Bloor Research on Data Classification in IRI Voracity
IRI Voracity is a data management platform that we have previously talked about at some length. It offers capabilities for data integration, data governance, data masking, test data management, data quality, data cleansing, data migration, and so on (and on, and on). But it’s important to remember that many – if not all – of these activities rely on being able to classify your data, most prominently to locate the sensitive data that you will need to protect via your data governance, masking, and security processes.
Data classification also provides more general visibility into your data, which is generically useful for understanding your data but especially so if you need to identify particularly important data assets, as may be the case during (or rather, prior to) data masking or migration. With this in mind, it is both expected and appropriate that IRI Voracity provides a robust data classification system, designed to help you profile your data and find (then subsequently anonymize) sensitive data.
Specifically, Voracity allows you to define a selection of data classes for your system, with a default set (including commonly used but generic data classes like name, email, credit card number, and so on) provided automatically for each Voracity project that you can then customize and extend. A number of built-in privacy regulations (GDPR, CCPA and what have you) can also be used to automatically generate the data classes applicable to them.
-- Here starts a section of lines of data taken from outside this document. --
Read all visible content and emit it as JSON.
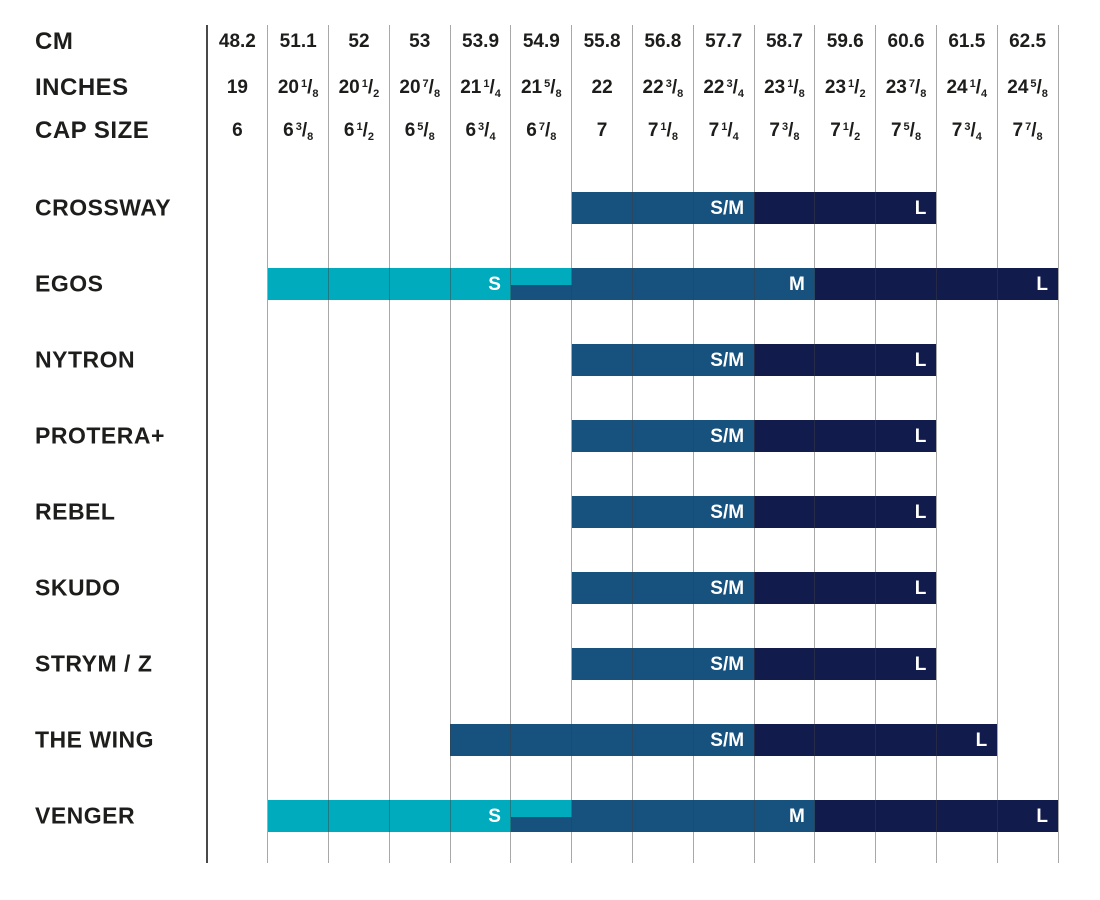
{
  "colors": {
    "cyan": "#00ABBE",
    "mid": "#17517E",
    "navy": "#111C4D",
    "text": "#1D1D1B",
    "bar_label": "#FFFFFF",
    "grid_light": "#8F8F8F",
    "grid_dark": "#3D3D3D"
  },
  "chart_data": {
    "type": "table",
    "header_rows": [
      {
        "label": "CM",
        "values": [
          "48.2",
          "51.1",
          "52",
          "53",
          "53.9",
          "54.9",
          "55.8",
          "56.8",
          "57.7",
          "58.7",
          "59.6",
          "60.6",
          "61.5",
          "62.5"
        ]
      },
      {
        "label": "INCHES",
        "values": [
          "19",
          "20 1/8",
          "20 1/2",
          "20 7/8",
          "21 1/4",
          "21 5/8",
          "22",
          "22 3/8",
          "22 3/4",
          "23 1/8",
          "23 1/2",
          "23 7/8",
          "24 1/4",
          "24 5/8"
        ]
      },
      {
        "label": "CAP SIZE",
        "values": [
          "6",
          "6 3/8",
          "6 1/2",
          "6 5/8",
          "6 3/4",
          "6 7/8",
          "7",
          "7 1/8",
          "7 1/4",
          "7 3/8",
          "7 1/2",
          "7 5/8",
          "7 3/4",
          "7 7/8"
        ]
      }
    ],
    "models": [
      {
        "name": "CROSSWAY",
        "bars": [
          {
            "label": "S/M",
            "color": "mid",
            "col_from": 6,
            "col_to": 8,
            "cm_from": "55.8",
            "cm_to": "57.7"
          },
          {
            "label": "L",
            "color": "navy",
            "col_from": 9,
            "col_to": 11,
            "cm_from": "58.7",
            "cm_to": "60.6"
          }
        ]
      },
      {
        "name": "EGOS",
        "bars": [
          {
            "label": "M",
            "color": "mid",
            "col_from": 5,
            "col_to": 9,
            "cm_from": "54.9",
            "cm_to": "58.7"
          },
          {
            "label": "S",
            "color": "cyan",
            "col_from": 1,
            "col_to": 5,
            "overlap": 1,
            "cm_from": "51.1",
            "cm_to": "54.9"
          },
          {
            "label": "L",
            "color": "navy",
            "col_from": 10,
            "col_to": 13,
            "cm_from": "59.6",
            "cm_to": "62.5"
          }
        ]
      },
      {
        "name": "NYTRON",
        "bars": [
          {
            "label": "S/M",
            "color": "mid",
            "col_from": 6,
            "col_to": 8,
            "cm_from": "55.8",
            "cm_to": "57.7"
          },
          {
            "label": "L",
            "color": "navy",
            "col_from": 9,
            "col_to": 11,
            "cm_from": "58.7",
            "cm_to": "60.6"
          }
        ]
      },
      {
        "name": "PROTERA+",
        "bars": [
          {
            "label": "S/M",
            "color": "mid",
            "col_from": 6,
            "col_to": 8,
            "cm_from": "55.8",
            "cm_to": "57.7"
          },
          {
            "label": "L",
            "color": "navy",
            "col_from": 9,
            "col_to": 11,
            "cm_from": "58.7",
            "cm_to": "60.6"
          }
        ]
      },
      {
        "name": "REBEL",
        "bars": [
          {
            "label": "S/M",
            "color": "mid",
            "col_from": 6,
            "col_to": 8,
            "cm_from": "55.8",
            "cm_to": "57.7"
          },
          {
            "label": "L",
            "color": "navy",
            "col_from": 9,
            "col_to": 11,
            "cm_from": "58.7",
            "cm_to": "60.6"
          }
        ]
      },
      {
        "name": "SKUDO",
        "bars": [
          {
            "label": "S/M",
            "color": "mid",
            "col_from": 6,
            "col_to": 8,
            "cm_from": "55.8",
            "cm_to": "57.7"
          },
          {
            "label": "L",
            "color": "navy",
            "col_from": 9,
            "col_to": 11,
            "cm_from": "58.7",
            "cm_to": "60.6"
          }
        ]
      },
      {
        "name": "STRYM / Z",
        "bars": [
          {
            "label": "S/M",
            "color": "mid",
            "col_from": 6,
            "col_to": 8,
            "cm_from": "55.8",
            "cm_to": "57.7"
          },
          {
            "label": "L",
            "color": "navy",
            "col_from": 9,
            "col_to": 11,
            "cm_from": "58.7",
            "cm_to": "60.6"
          }
        ]
      },
      {
        "name": "THE WING",
        "bars": [
          {
            "label": "S/M",
            "color": "mid",
            "col_from": 4,
            "col_to": 8,
            "cm_from": "53.9",
            "cm_to": "57.7"
          },
          {
            "label": "L",
            "color": "navy",
            "col_from": 9,
            "col_to": 12,
            "cm_from": "58.7",
            "cm_to": "61.5"
          }
        ]
      },
      {
        "name": "VENGER",
        "bars": [
          {
            "label": "M",
            "color": "mid",
            "col_from": 5,
            "col_to": 9,
            "cm_from": "54.9",
            "cm_to": "58.7"
          },
          {
            "label": "S",
            "color": "cyan",
            "col_from": 1,
            "col_to": 5,
            "overlap": 1,
            "cm_from": "51.1",
            "cm_to": "54.9"
          },
          {
            "label": "L",
            "color": "navy",
            "col_from": 10,
            "col_to": 13,
            "cm_from": "59.6",
            "cm_to": "62.5"
          }
        ]
      }
    ]
  }
}
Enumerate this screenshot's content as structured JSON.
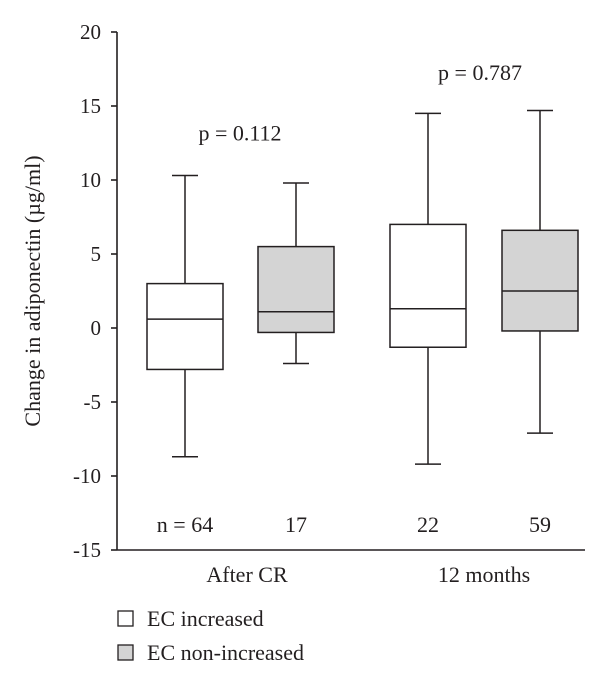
{
  "chart_data": {
    "type": "box",
    "ylabel": "Change in adiponectin (µg/ml)",
    "ylim": [
      -15,
      20
    ],
    "yticks": [
      20,
      15,
      10,
      5,
      0,
      -5,
      -10,
      -15
    ],
    "yticklabels": [
      "20",
      "15",
      "10",
      "5",
      "0",
      "-5",
      "-10",
      "-15"
    ],
    "categories": [
      "After CR",
      "12 months"
    ],
    "series": [
      {
        "name": "EC increased",
        "color": "#ffffff"
      },
      {
        "name": "EC non-increased",
        "color": "#d4d4d4"
      }
    ],
    "boxes": [
      {
        "category": "After CR",
        "series": "EC increased",
        "min": -8.7,
        "q1": -2.8,
        "median": 0.6,
        "q3": 3.0,
        "max": 10.3,
        "n_label": "n = 64"
      },
      {
        "category": "After CR",
        "series": "EC non-increased",
        "min": -2.4,
        "q1": -0.3,
        "median": 1.1,
        "q3": 5.5,
        "max": 9.8,
        "n_label": "17"
      },
      {
        "category": "12 months",
        "series": "EC increased",
        "min": -9.2,
        "q1": -1.3,
        "median": 1.3,
        "q3": 7.0,
        "max": 14.5,
        "n_label": "22"
      },
      {
        "category": "12 months",
        "series": "EC non-increased",
        "min": -7.1,
        "q1": -0.2,
        "median": 2.5,
        "q3": 6.6,
        "max": 14.7,
        "n_label": "59"
      }
    ],
    "annotations": [
      {
        "category": "After CR",
        "text": "p = 0.112",
        "y": 13.2
      },
      {
        "category": "12 months",
        "text": "p = 0.787",
        "y": 17.3
      }
    ],
    "legend_position": "bottom-left"
  }
}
Data classes can be grouped together, and data class groups can be categorized further by assigning them specific sensitivity levels and/or associating them with one or more of the aforementioned regulations. Data classes can also be given a priority level, which determines which class takes precedence if a given data asset seems to fit into multiple categories at once.
Data class and rule library in the IRI Workbench GUI for Voracity
You can then search your system for data that falls into each data class. Search methods are attached to each data class, and a variety are available. This includes (but is not limited to) pattern matching, both strict and fuzzy data matching (using a preset list of associated values), column name matching, path matching, cell matching (for spreadsheets), and named-entity recognition based on Apache OpenNLP, PyTorch, or TensorFlow. The latter is particularly notable for leveraging semi-supervised machine learning to improve its efficacy.
Note that some of those methods are only applicable to structured/semi-structured data (specifically, the ones which only make sense where there is a structure, like column name matching – you can’t match based on column name if there are no columns). Some are only available in IRI DarkShield (the semi/unstructured data masking product in Voracity), not IRI FieldShield (such as named-entity recognition, cell matching and fuzzy matching), again due to their inherent source-oriented technologies. Both tools do however share the data classes themselves and much of the data classification functionality that is available.
Data classes can also have multiple search methods attached to them in order to make the matching process more accurate and produce fewer false positives. There are also considerations made for the sake of performance – tables that have already been scanned will be skipped during repeated discovery phases, for instance, and you can choose to exclude specific tables or data classes from the discovery process entirely.
In addition to these search methods, data classes can be paired with any of the anonymization methods available in Voracity, whether that means masking, redaction, encryption, or whatever, which will then be applied to any data that is subsequently sorted into that data class. This allows the product to essentially automate both the discovery and protection of your sensitive data through its voluminous collection of data masking (and other data security) rules. Notably, deterministic masking rules maintain the consistency, and thus the referential integrity, of your data.
Above the fold in an IRI DarkShield discovery report
Finally, this classification information is automatically aggregated and organized into an HTML report. This report is highly visual, prominently displaying various bubble and pie charts that highlight your top sources of sensitive data, your most common data classifications, and so forth. Various aspects of this report can be customized before it’s generated, such as the scale (either linear or logarithmic) it uses to create its leading bubble chart. You can also export your results to a third-party product, such as a dedicated visualization or analytics tool (Splunk, for instance), via an API.